A to imponujący rezultat, biorąc pod uwagę fakt, że kocia kawiarnia działa dopiero od trzech dni i... jest całkiem spora. Cat House mieści przy ul. Kościelnej 13 w Rybniku, ma 200 m kw i składa się z trzech sal. Pierwsza to przedsionek, tam stoi barek, gdzie można zamówić kawę i posiłek. W menu są najróżniejsze napoje kawowe, 18 rodzajów herbaty, a do jedzenie tosty na słono i słodko, gofry z owocami i wytrawne, a do tego panini, ciasta i desery.
Druga sala jest dużo większa, tam mogą usiąść klienci i pobawić się z futrzakami. Przygotowano nawet stolik dla graczy, gdzie można zagrać na PS4. No i stoliczek dla dzieci też jest, z kredkami, kartkami i kolorowankami. "Dzieci mogą narysować dla nas obrazek, a my go chętnie powiesimy u nas na ścianie" - deklaruje Ula.
Kotki z kociej kawiarni czekają na nowy dom
Kociaki, które dotrzymują towarzystwa klientom, pochodzą z różnych miejsc. Dwa zwierzaki przyjechały z rybnickiej fundacji Jestem Głosem Tych, Co Nie Mówią. Cztery kolejne to podopieczni stowarzyszenia Wodzisławskie Psy i Koty. Najwięcej, bo aż ósemka, dotarła do Rybnika aż z Lublina.
Kocia kawiarnia pełni dla zwierzaków rolę domu tymczasowego. Każdy jest zaszczepiony, zdrowy i gotowy do adopcji. Jeśli klientowi wpadnie w oko któryś milusiński, musi skontaktować się z fundacją. Ta najpierw sprawdza potencjalnego "rodzica" i dopiero, gdy da zielone światło, właściciele Cat House mogą wydać kotka. "Wszystko po to, by nasze zwierzaki były bezpieczne" - mówi Ula.
To nie jedyne środki bezpieczeństwa, które wprowadzono w kawiarni. Klient przed wejściem musi przejść przez matę dezynfekcyjną i zdezynfekować ręce. Panuje też kilka zasad. Po pierwsze, kotów nie należy budzić, gdy śpią. A jeśli nie chcą się bawić, należy zostawić je w spokoju. Do Cat House nie mogą też wchodzić dzieci poniżej 7. roku życia.

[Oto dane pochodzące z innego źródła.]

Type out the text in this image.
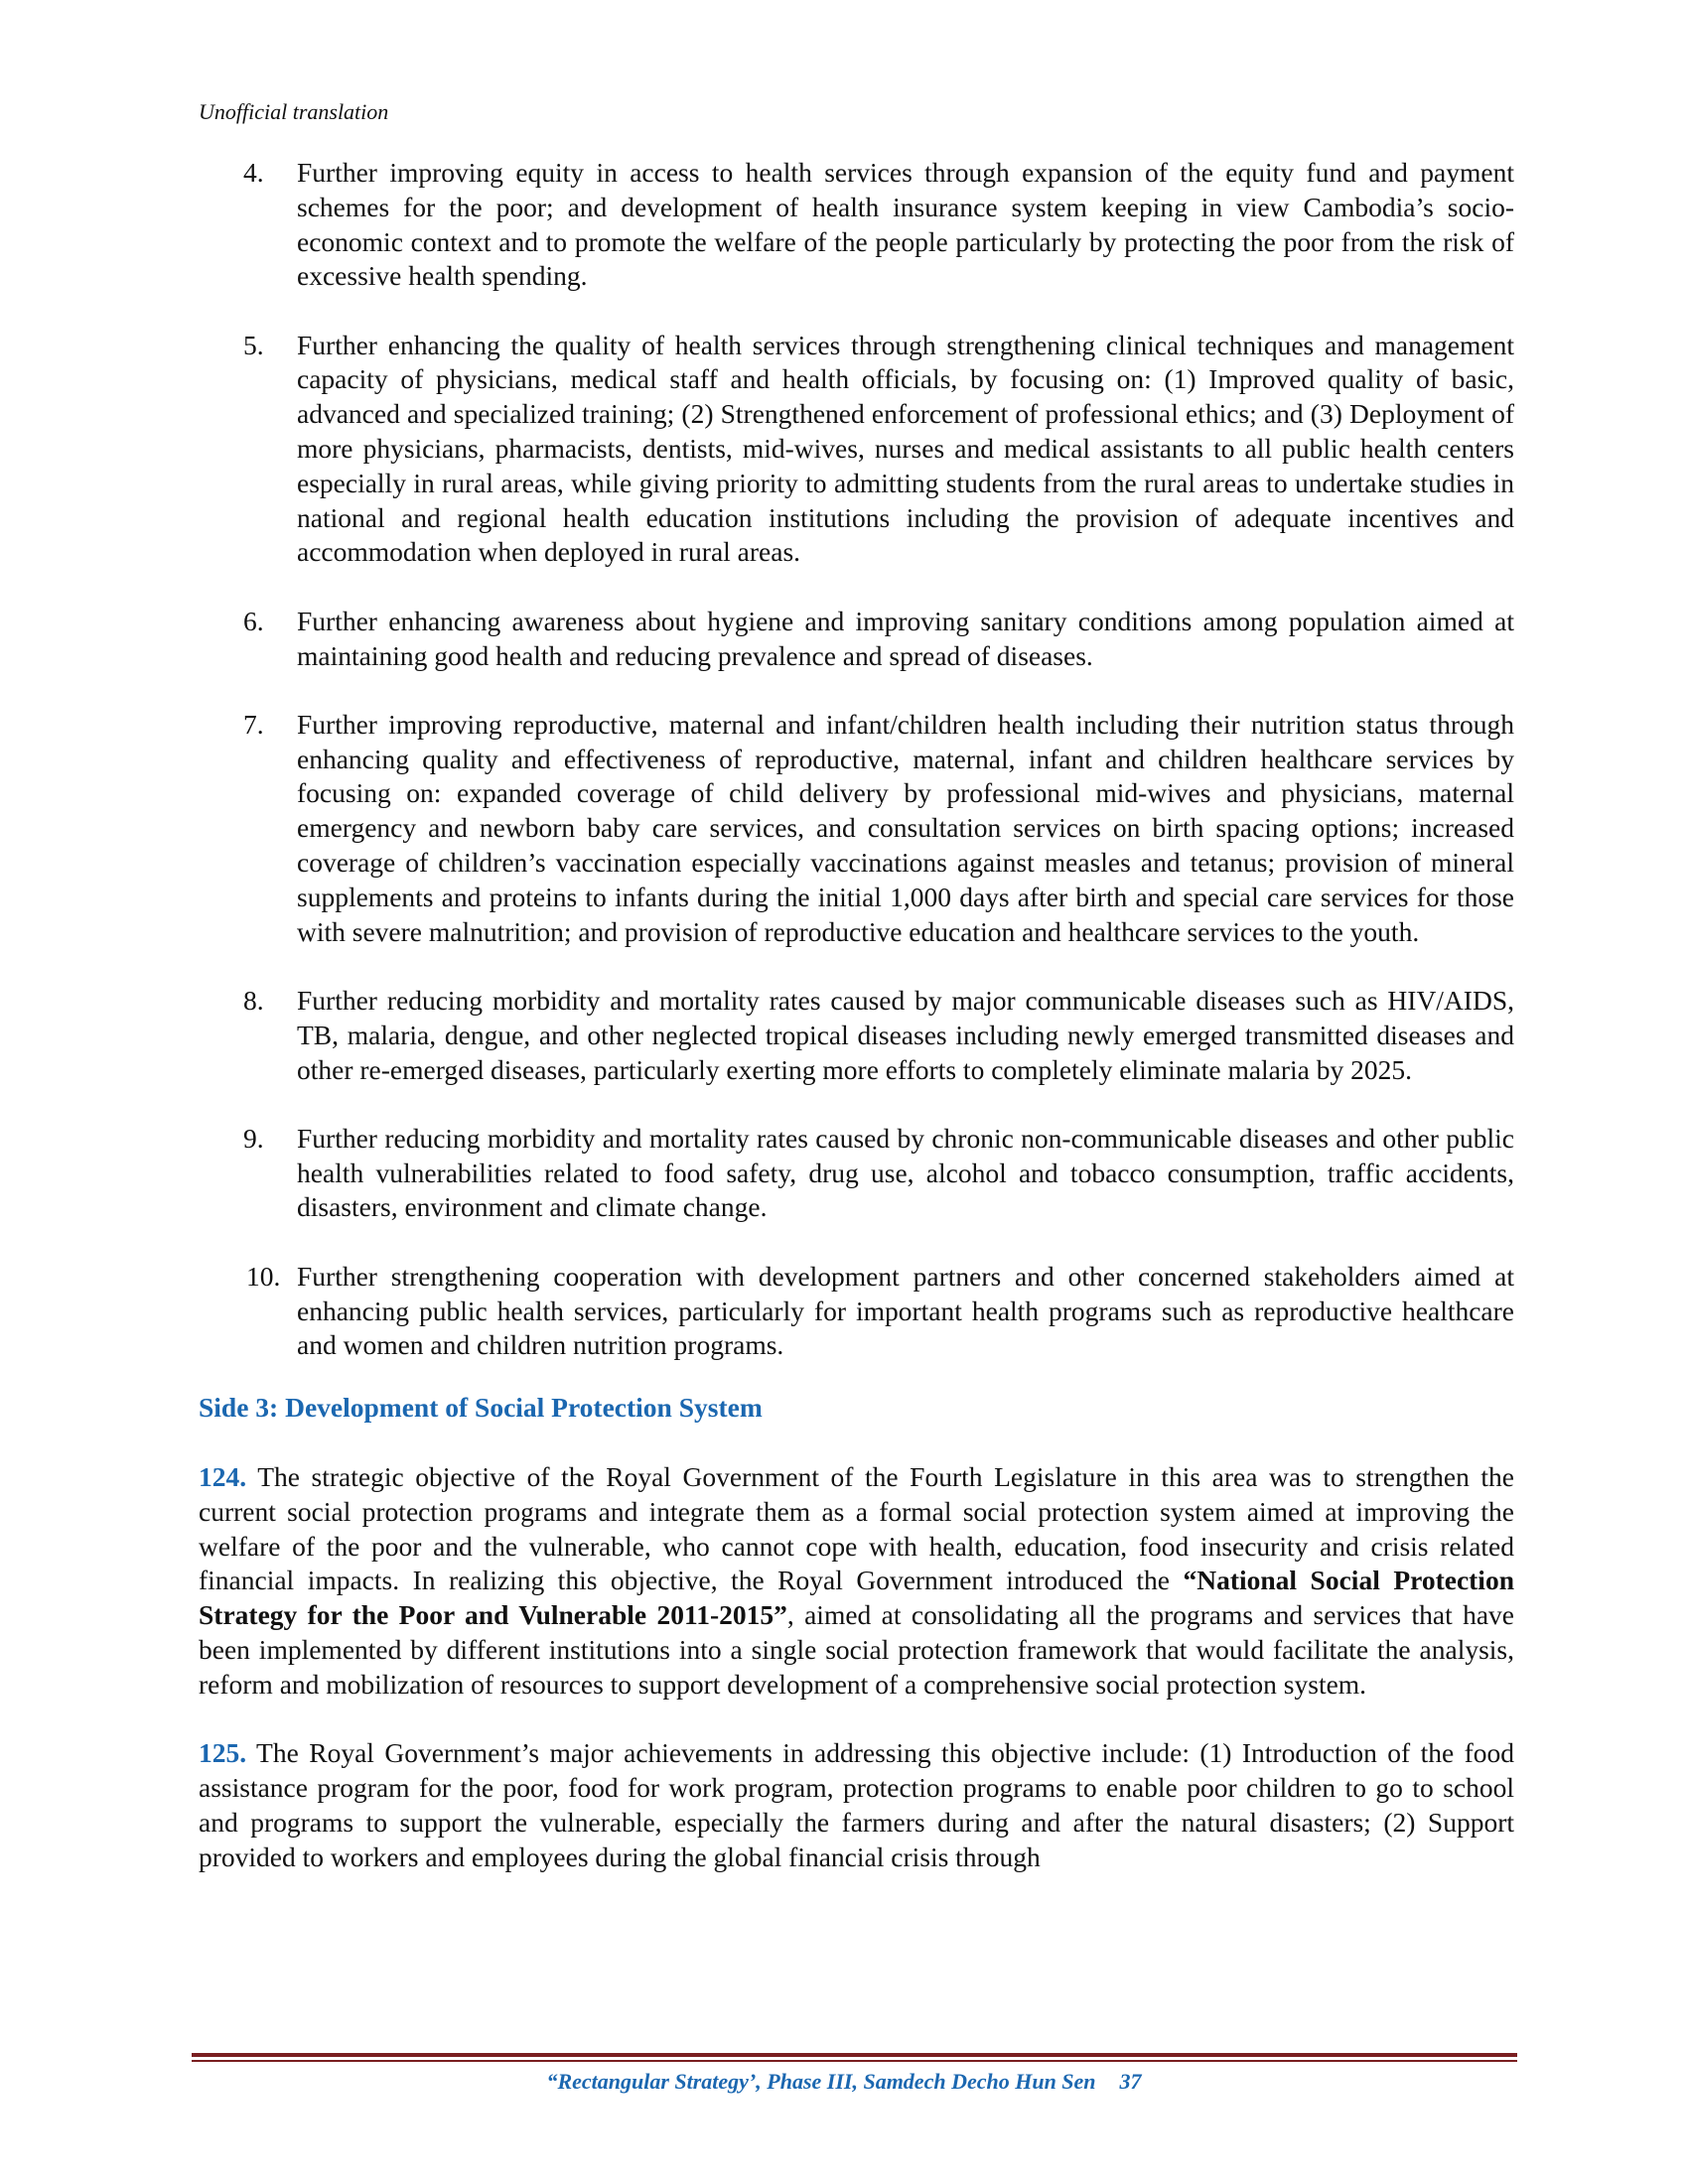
Unofficial translation
4.	Further improving equity in access to health services through expansion of the equity fund and payment schemes for the poor; and development of health insurance system keeping in view Cambodia’s socio-economic context and to promote the welfare of the people particularly by protecting the poor from the risk of excessive health spending.
5.	Further enhancing the quality of health services through strengthening clinical techniques and management capacity of physicians, medical staff and health officials, by focusing on: (1) Improved quality of basic, advanced and specialized training; (2) Strengthened enforcement of professional ethics; and (3) Deployment of more physicians, pharmacists, dentists, mid-wives, nurses and medical assistants to all public health centers especially in rural areas, while giving priority to admitting students from the rural areas to undertake studies in national and regional health education institutions including the provision of adequate incentives and accommodation when deployed in rural areas.
6.	Further enhancing awareness about hygiene and improving sanitary conditions among population aimed at maintaining good health and reducing prevalence and spread of diseases.
7.	Further improving reproductive, maternal and infant/children health including their nutrition status through enhancing quality and effectiveness of reproductive, maternal, infant and children healthcare services by focusing on: expanded coverage of child delivery by professional mid-wives and physicians, maternal emergency and newborn baby care services, and consultation services on birth spacing options; increased coverage of children’s vaccination especially vaccinations against measles and tetanus; provision of mineral supplements and proteins to infants during the initial 1,000 days after birth and special care services for those with severe malnutrition; and provision of reproductive education and healthcare services to the youth.
8.	Further reducing morbidity and mortality rates caused by major communicable diseases such as HIV/AIDS, TB, malaria, dengue, and other neglected tropical diseases including newly emerged transmitted diseases and other re-emerged diseases, particularly exerting more efforts to completely eliminate malaria by 2025.
9.	Further reducing morbidity and mortality rates caused by chronic non-communicable diseases and other public health vulnerabilities related to food safety, drug use, alcohol and tobacco consumption, traffic accidents, disasters, environment and climate change.
10. Further strengthening cooperation with development partners and other concerned stakeholders aimed at enhancing public health services, particularly for important health programs such as reproductive healthcare and women and children nutrition programs.
Side 3: Development of Social Protection System

124. The strategic objective of the Royal Government of the Fourth Legislature in this area was to strengthen the current social protection programs and integrate them as a formal social protection system aimed at improving the welfare of the poor and the vulnerable, who cannot cope with health, education, food insecurity and crisis related financial impacts. In realizing this objective, the Royal Government introduced the “National Social Protection Strategy for the Poor and Vulnerable 2011-2015”, aimed at consolidating all the programs and services that have been implemented by different institutions into a single social protection framework that would facilitate the analysis, reform and mobilization of resources to support development of a comprehensive social protection system.

125. The Royal Government’s major achievements in addressing this objective include: (1) Introduction of the food assistance program for the poor, food for work program, protection programs to enable poor children to go to school and programs to support the vulnerable, especially the farmers during and after the natural disasters; (2) Support provided to workers and employees during the global financial crisis through

“Rectangular Strategy’, Phase III, Samdech Decho Hun Sen 37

To tylko tymczasowe ograniczenie. Jak się wszystko uspokoi, to planujemy wprowadzić godziny dla dzieci do 3. roku życia - zapowiada Ula.
Kocia kawiarnia Cat House jest otwarta przez cały tydzień. Od poniedziałku do czwartku w godzinach 10-20, a od piątku do niedzieli w godzinach 10-21.